James Contruction Group, LLC v. Westlake Chemical Corp.

2022 WL 1594955 (Tex. May 20, 2022)

On an issue of first impression, the Texas Supreme Court held that writing is required when a contract demands written notice as a condition precedent to a right to enforce an obligation under that contract.

Westlake Chemical Corporation hired James Construction Group – a contractor – to perform civil and mechanical work at one of Westlake’s plants. After many safety violations, Westlake sought to terminate James. To do so, the contract required that James be given: (1) written notice when Westlake determined there were serious safety violations, giving James 72 hours to begin remedying the violations, (2) written notice that Westlake was not satisfied with the remediation effort, and (3) written notice that Westlake was terminating the contract or parts of the work.

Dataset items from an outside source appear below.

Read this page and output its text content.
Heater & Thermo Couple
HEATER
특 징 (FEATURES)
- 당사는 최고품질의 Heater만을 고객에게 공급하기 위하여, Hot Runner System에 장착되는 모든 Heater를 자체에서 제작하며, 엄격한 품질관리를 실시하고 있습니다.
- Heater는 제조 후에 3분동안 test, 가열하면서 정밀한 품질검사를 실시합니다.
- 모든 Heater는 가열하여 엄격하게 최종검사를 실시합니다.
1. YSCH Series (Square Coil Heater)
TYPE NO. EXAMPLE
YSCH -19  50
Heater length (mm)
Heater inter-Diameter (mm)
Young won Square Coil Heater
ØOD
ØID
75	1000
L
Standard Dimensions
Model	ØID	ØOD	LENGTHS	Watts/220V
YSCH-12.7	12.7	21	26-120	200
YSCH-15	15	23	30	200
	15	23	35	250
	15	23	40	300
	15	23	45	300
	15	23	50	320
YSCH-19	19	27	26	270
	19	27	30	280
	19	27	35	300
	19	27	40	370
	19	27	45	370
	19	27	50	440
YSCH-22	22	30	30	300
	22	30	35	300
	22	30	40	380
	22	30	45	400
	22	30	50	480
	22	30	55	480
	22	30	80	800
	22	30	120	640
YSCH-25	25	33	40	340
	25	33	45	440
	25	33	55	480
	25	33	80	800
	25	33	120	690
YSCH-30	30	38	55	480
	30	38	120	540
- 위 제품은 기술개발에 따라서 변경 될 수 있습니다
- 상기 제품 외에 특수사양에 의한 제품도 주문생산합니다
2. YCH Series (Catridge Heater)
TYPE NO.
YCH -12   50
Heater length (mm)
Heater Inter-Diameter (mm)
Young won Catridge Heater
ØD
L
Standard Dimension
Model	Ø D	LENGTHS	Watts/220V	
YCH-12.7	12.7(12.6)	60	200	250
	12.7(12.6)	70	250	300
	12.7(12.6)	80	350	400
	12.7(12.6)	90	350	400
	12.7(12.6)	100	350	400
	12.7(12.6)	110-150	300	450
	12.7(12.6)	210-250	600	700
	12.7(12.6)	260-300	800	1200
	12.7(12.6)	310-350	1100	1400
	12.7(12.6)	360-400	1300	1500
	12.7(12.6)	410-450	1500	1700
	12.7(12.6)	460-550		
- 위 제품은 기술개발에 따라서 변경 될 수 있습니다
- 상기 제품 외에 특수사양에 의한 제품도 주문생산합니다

Though there were meetings and email conversations about the violations and proposed termination, James argued that “substantial compliance” should be used in evaluating the notice provisions. The Court agreed that “substantial compliance” meant writing was required. They stated that Texas law recognizes “substantial compliance” as the proper standard to evaluate the satisfaction of notice requirements, and such a standard prevents parties from using bad-faith tactics to avoid their obligations based on a technicality. While the dissent opined that two email conversations met the written notice requirement, the majority disagreed since the emails did not reference the notice provision in the contract.